Rhubarb and Lentil Curry Recipe (2024)

FAQs

How can rhubarb be used? ›

Rhubarb is often seen as jam or compote with or without strawberries. In addition, it's used in many different types of sweet desserts, from pies and tarts to cakes and cookies. Beyond dessert, there are many savory uses for rhubarb.

Are red and green lentils interchangeable? ›

Red and green lentils are very different and don't make good substitutes for each other. Green lentils have thick skins and hold their shape when cooked. Red lentils are hulled with the skins removed and tend to become soft and mushy.

What does rhubarb do to your body? ›

Health benefits of rhubarb may include:

Aiding digestion. Lowering blood pressure. Reducing the risk of cancer. Reducing inflammation.

Should you peel rhubarb before cooking? ›

Cut away and discard any tough, woody, or bruised parts of the stalks. Wash the stalks thoroughly and scrub with a vegetable brush. You don't need to peel peak-season rhubarb, but by midsummer, the stalks tend to be tough and fibrous. You might need to peel them to make them tastier.

Which color lentil is healthiest? ›

Black Lentils (Beluga lentils)

Best of all, black lentils are the most nutritious variety of lentils, boasting the highest amount of protein, plus high levels of calcium, potassium, and iron.

What are the tastiest lentils? ›

Black Beluga lentils have the most flavor, adding a rich, earthy taste and a firm texture that holds up well during cooking. Black lentils will be ready in 20–25 minutes; however, they will fall apart like their brown, green, and red partners once you cook them for too long.
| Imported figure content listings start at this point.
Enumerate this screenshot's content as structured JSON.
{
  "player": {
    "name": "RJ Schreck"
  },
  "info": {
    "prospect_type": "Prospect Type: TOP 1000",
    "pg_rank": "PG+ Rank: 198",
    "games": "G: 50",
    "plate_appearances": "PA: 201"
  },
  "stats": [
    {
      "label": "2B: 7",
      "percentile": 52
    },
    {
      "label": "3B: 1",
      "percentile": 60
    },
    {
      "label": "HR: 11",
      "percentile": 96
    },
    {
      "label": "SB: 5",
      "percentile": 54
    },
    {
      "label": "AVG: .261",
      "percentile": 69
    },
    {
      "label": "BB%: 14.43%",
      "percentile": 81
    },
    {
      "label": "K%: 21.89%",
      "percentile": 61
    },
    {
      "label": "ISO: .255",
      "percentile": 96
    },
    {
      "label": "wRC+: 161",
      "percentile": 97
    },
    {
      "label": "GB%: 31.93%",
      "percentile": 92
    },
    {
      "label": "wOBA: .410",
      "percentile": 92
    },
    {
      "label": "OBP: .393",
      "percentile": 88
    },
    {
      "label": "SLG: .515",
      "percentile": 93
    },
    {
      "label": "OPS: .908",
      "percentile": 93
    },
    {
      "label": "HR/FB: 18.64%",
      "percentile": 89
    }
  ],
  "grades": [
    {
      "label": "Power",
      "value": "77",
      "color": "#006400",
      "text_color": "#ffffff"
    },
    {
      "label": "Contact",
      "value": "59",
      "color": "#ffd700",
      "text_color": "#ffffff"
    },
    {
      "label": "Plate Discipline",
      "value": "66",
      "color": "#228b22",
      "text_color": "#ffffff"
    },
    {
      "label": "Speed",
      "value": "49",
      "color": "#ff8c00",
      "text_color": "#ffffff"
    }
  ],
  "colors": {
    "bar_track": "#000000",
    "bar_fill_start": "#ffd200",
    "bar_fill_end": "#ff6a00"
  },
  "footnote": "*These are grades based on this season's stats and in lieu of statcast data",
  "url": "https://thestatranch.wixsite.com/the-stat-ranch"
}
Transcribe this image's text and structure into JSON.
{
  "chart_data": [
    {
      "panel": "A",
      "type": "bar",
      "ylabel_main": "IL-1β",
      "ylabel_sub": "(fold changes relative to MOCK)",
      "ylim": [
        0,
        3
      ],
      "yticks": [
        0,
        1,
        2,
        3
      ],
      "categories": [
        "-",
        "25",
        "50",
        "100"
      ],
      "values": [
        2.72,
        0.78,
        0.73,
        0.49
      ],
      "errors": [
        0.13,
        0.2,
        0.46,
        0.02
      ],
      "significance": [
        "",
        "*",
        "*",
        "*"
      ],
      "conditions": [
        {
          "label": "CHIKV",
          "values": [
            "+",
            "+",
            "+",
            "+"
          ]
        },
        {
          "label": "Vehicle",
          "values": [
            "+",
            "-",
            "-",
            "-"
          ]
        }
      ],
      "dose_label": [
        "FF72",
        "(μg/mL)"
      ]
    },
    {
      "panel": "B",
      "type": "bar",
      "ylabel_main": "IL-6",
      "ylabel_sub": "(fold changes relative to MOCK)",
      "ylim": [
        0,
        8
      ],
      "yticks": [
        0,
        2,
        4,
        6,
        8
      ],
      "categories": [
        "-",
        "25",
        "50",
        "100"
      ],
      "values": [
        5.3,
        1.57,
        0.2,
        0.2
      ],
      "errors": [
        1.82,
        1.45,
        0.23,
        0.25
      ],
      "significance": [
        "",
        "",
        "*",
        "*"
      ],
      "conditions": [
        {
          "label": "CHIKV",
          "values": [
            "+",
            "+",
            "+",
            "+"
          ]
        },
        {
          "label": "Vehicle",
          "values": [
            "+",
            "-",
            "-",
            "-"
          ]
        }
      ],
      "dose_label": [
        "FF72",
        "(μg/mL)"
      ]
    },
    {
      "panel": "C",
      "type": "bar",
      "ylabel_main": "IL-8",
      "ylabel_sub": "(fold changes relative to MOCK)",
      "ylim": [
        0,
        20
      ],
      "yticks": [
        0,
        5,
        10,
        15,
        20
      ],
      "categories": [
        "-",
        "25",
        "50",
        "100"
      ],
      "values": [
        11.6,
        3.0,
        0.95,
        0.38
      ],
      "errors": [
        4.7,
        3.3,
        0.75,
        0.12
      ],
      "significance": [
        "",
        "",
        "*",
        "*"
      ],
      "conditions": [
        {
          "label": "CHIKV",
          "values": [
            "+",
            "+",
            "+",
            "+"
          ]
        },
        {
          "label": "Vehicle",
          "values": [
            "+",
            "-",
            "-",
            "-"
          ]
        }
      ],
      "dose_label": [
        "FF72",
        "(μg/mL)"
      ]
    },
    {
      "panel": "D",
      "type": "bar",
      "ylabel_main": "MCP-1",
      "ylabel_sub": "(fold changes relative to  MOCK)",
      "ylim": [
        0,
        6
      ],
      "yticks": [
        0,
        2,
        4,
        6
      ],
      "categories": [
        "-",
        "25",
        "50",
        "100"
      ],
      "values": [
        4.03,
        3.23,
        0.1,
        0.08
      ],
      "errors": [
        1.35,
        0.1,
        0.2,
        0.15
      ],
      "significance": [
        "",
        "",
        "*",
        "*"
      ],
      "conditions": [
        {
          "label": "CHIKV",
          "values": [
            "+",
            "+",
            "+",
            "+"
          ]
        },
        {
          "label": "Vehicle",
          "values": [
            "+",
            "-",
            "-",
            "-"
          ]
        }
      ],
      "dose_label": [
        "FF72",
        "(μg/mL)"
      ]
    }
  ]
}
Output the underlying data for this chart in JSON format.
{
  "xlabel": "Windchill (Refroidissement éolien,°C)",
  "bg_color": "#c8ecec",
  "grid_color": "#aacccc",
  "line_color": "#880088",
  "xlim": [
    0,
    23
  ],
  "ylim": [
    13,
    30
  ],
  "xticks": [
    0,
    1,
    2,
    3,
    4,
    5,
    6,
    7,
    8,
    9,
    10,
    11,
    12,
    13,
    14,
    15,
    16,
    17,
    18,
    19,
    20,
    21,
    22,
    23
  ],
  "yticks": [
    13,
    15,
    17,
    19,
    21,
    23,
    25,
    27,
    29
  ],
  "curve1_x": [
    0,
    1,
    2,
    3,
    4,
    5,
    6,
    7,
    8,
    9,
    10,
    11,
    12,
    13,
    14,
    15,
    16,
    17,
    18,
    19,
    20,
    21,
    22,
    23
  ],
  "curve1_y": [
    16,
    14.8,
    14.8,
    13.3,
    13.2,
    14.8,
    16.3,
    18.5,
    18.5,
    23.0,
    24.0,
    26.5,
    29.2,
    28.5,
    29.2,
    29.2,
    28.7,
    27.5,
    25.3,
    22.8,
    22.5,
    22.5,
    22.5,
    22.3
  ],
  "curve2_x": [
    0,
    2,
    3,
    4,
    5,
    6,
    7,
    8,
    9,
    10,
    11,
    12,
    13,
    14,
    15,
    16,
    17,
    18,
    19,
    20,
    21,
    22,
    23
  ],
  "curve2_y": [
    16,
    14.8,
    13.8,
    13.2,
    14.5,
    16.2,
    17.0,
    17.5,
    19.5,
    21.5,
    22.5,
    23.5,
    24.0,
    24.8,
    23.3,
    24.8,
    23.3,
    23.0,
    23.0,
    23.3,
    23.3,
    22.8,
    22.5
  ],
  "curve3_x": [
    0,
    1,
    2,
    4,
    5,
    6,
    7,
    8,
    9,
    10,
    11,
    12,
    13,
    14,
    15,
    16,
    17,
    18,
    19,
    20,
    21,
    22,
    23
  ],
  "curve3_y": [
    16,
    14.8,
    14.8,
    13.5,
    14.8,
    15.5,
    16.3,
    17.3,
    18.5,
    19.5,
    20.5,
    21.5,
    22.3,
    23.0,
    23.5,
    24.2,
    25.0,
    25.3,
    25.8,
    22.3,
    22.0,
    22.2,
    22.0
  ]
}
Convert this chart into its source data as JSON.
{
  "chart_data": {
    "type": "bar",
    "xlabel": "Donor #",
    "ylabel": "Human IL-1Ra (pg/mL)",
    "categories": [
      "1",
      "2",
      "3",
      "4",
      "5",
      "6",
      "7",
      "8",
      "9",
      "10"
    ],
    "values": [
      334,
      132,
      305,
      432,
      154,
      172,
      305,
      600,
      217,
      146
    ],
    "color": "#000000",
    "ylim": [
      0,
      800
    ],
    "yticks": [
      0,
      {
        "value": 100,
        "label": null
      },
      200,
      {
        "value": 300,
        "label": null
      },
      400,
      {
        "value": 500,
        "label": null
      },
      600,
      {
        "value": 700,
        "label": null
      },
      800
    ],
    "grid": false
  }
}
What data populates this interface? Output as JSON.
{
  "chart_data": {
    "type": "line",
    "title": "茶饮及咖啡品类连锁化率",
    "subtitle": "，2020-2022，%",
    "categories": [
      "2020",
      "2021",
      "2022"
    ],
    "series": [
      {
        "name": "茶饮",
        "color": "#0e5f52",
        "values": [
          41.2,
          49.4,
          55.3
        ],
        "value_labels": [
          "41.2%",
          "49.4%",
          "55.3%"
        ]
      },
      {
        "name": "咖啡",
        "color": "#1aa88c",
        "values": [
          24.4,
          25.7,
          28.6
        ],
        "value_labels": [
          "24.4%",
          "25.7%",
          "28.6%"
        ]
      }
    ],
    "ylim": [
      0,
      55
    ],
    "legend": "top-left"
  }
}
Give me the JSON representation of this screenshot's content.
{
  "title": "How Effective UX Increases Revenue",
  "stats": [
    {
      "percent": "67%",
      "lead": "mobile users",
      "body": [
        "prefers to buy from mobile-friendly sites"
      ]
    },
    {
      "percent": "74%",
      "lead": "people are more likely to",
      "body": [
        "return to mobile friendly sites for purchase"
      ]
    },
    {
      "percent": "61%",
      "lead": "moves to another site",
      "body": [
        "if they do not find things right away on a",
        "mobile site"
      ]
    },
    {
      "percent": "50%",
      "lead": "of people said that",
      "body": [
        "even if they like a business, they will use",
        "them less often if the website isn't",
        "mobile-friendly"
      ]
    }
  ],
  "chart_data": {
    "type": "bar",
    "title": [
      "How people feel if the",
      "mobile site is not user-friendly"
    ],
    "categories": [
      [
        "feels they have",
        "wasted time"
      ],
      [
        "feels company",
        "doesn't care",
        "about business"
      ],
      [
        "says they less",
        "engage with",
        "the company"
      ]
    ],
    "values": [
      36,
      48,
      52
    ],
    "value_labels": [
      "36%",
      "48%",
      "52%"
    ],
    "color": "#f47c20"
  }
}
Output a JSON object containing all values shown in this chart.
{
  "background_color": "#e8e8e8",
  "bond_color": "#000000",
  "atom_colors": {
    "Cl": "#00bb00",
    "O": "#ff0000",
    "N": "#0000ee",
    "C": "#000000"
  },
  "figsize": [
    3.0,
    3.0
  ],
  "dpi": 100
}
Do you need to soak lentils? ›

Lentils to do not require soaking like other pulses. Rinse your lentils with fresh water before boiling to remove any dust or debris. Cook on a stovetop, using 3 cups of liquid (water, stock, etc) to 1 cup of dry lentils. Be sure to use a large enough saucepan as the lentils will double or triple in size.

What is the best way to eat rhubarb? ›

Although it can be eaten raw, rhubarb tends to be too tart this way, and it's usually best when cooked with plenty of sugar. It goes well with both ginger and strawberries.

What can I do with rhubarb from the garden? ›

Rhubarb can be used in a variety of ways but is usually stewed with a little sugar and used in crumbles and as a nutritious topping for porridge. You can also use rhubarb to make cordials and other drinks.

What is the healthiest way to eat rhubarb? ›

Raw in salads – balance tartness by pairing with sweeter ingredients and slice very thinly. Roast with Orange and Maple is a lovely simple way no-refined sugar way to eat Rhubarb. Saute – Saute coconut oil, butter, olive oil – add maple or balsamic vinegar for a dessert or warm salad.

How was rhubarb used medicinally? ›

Rhubarb is a perennial herb, and the stalks are sometimes consumed as food. In Traditional Chinese Medicine (TCM), the rhizome and root are use to treat gastrointestinal and liver diseases. It is also used in herbal formulas such as Ma Zi Ren Wan.